There is usually an inverse FFT that we call as below. Note that it returns the correct answer, again within machine precision.
xinv=np.fft.ifft(X)
print xinv[:10]
print x[:10]
[-0.55145917 +1.73638881e-15j -1.66816803 -1.34559031e-15j -0.99621976 -5.19154609e-15j -1.37562181 +4.10782519e-15j -2.00659662 +1.93045580e-14j -3.38316970 -1.07425180e-14j -2.60799393 +3.33525319e-15j -3.44388475 -2.11874962e-14j -4.33911080 +2.20223839e-14j -5.61199721 +9.45465928e-15j] [-0.55145917 -1.66816803 -0.99621976 -1.37562181 -2.00659662 -3.3831697 -2.60799393 -3.44388475 -4.3391108 -5.61199721]
Note also that fft
does not include the proper units in front of $\Delta t=\frac{T}{N}$, so if your time series is sampled at a different rate than $\Delta t=1$, and you use fft
, you need to add the appropriate normalization.

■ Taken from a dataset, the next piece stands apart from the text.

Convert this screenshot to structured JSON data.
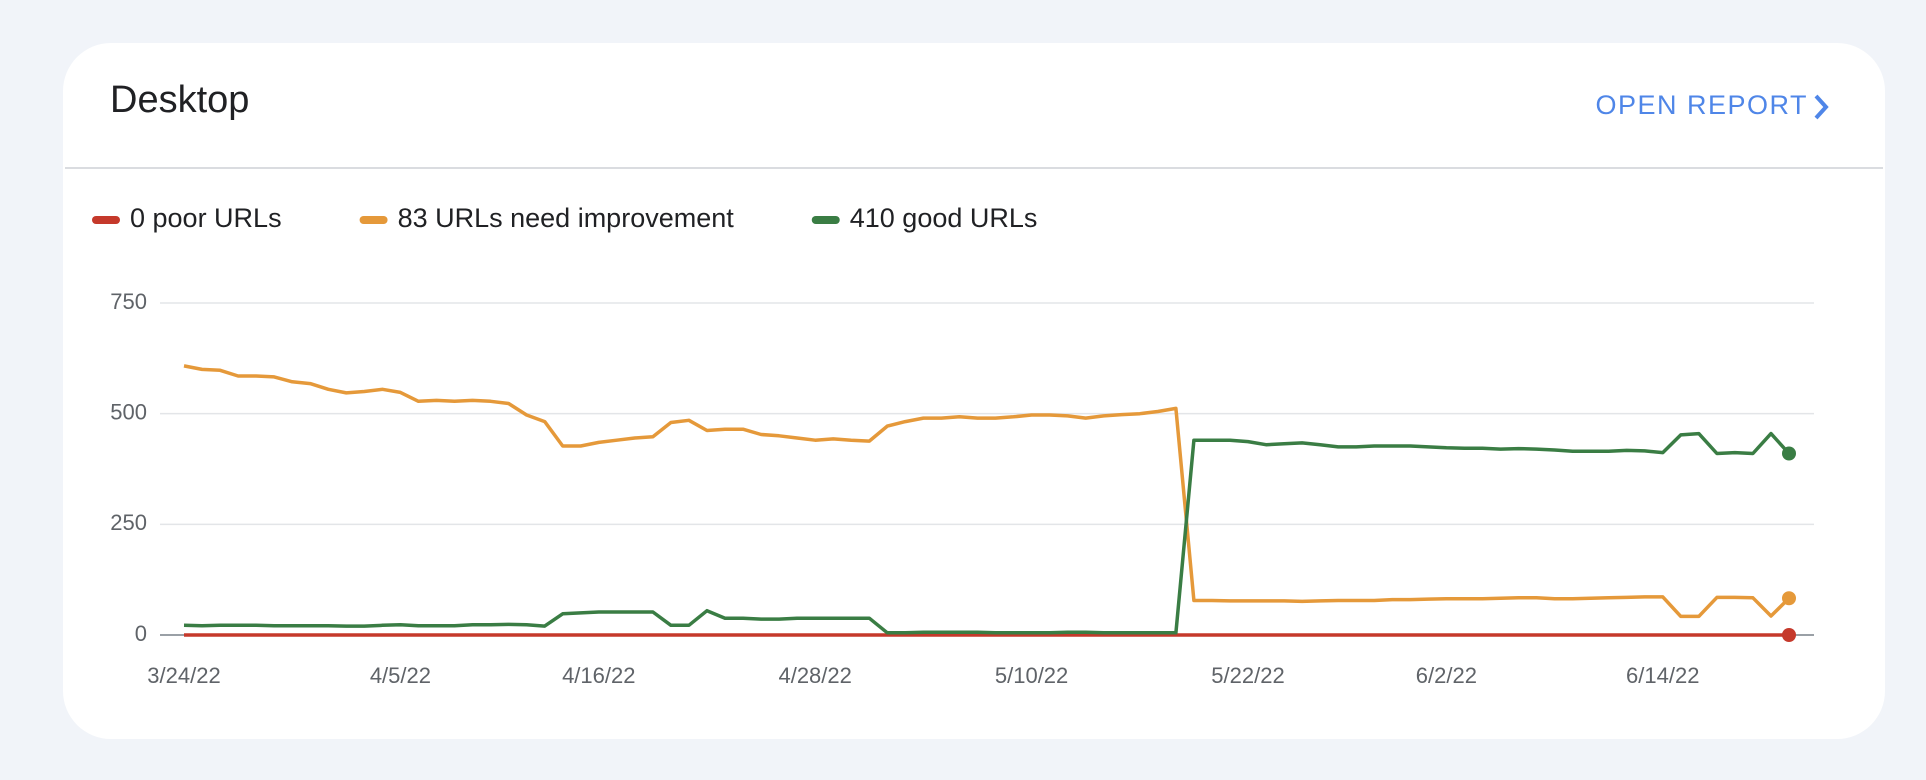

We rarely consider just the Fourier transform, but rather the power spectra or cross-spectra, $G_{xx}(f)$ and $G_{xy}(f)$ Recall that
\begin{equation} G_{xx}(f) = 2 \lim_{T\to\infty} \frac{1}{T} E\left[ \left| X(f,T) \right|^2 \right] \end{equation}so it is natural to approximate the discrete spectrum using the discrete Fourier Transform:
\begin{equation} \hat{G}_{xx}(f_k) = \frac{2}{T} X_k^*X_k \end{equation}Note again the units: $X_k$ has units of $\mathrm{V^2\,s^2}$, so $\hat{G}_{xx}(f_k)$ has units of $\mathrm{V^2\,s}=\mathrm{V^2\,Hz^{-1}}$.
The estimate of $\hat{G}_{xx}(f_k)$ is a random variable, and of course has a probability distribution that we can estimate. Note that
\begin{equation} X_k^*X_k = \mathbb{R}\left(X_k\right)^2+\mathbb{I}\left(X_k\right)^2 \end{equation}If we assume that $\mathbb{R}(X_k)$ and $\mathbb{I}(X_k)$ are random independent variables, each with a normal distribution and a varaince estimate of $\sigma^2=\hat{G}_{xx}(f_k)/2$ (this not always true, but as we see below we will end up averaging a number of estimates together, which due to the Central Limit Theorem will make this closer to true in all cases), then $(X_k^*X_k)/\sigma^2$ follows a $\chi^2_n$ distribution with $n=2$ degrees of freedom.
If we want the 95% confidence interval that denotes where we expect the true value of $G_{xx}(f)$ to be then:
\begin{equation} \frac{\left. \chi^2_n \right|_{0.025}}{n} \leq \frac{\hat{G}_{xx}/2}{G_{xx}/2} \leq \frac{\left. \chi^2_n \right|_{0.975}}{n} \end{equation}or in a manner that is what we might plot as error bars on a plot:
\begin{equation} \frac{n\hat{G}_{xx}/2}{\left. \chi^2_n \right|_{0.975}} \leq {G_{xx}/2} \leq \frac{n\hat{G}_{xx}/2}{\left. \chi^2_n \right|_{0.025}} \end{equation}where again, $\hat{G}_{kk}$ is our best guess at the variance of $\mathbb{R}(X_k)^2$.
N= 256
T = 2048.
dt = T/N
import scipy.stats as stats
fig,ax=plt.subplots(1,1)
x=np.cumsum(np.random.randn(N))
f = np.arange(N/2)/T
X = np.fft.fft(x)
G = np.real(dt*np.conj(X[:N/2])*X[:N/2])
ax.loglog(f[1:],G[1:])
inter = stats.chi2.interval(0.95,df=2)
ax.fill_between(f[1:],2.*G[1:]/inter[1],2.*G[1:]/inter[0],alpha=0.5,
linewidth=0.0,edgecolor=None,color=None,facecolor='b')
ax.set_xlabel('f [Hz]')
ax.set_ylabel('$G_{xx}(f_k)$')
<matplotlib.text.Text at 0x10a321f50>
Note that $G_{xx}(f_k)$ is pretty poor. $2/\chi_2^2|_{0.025}=39.5$, and $2/\chi_2^2|_{0.025}=0.27$, so there is two orders of magnitude uncertainty in the estimate which is probably not good enough. In the next lecture we discuss ways to reduce this variance.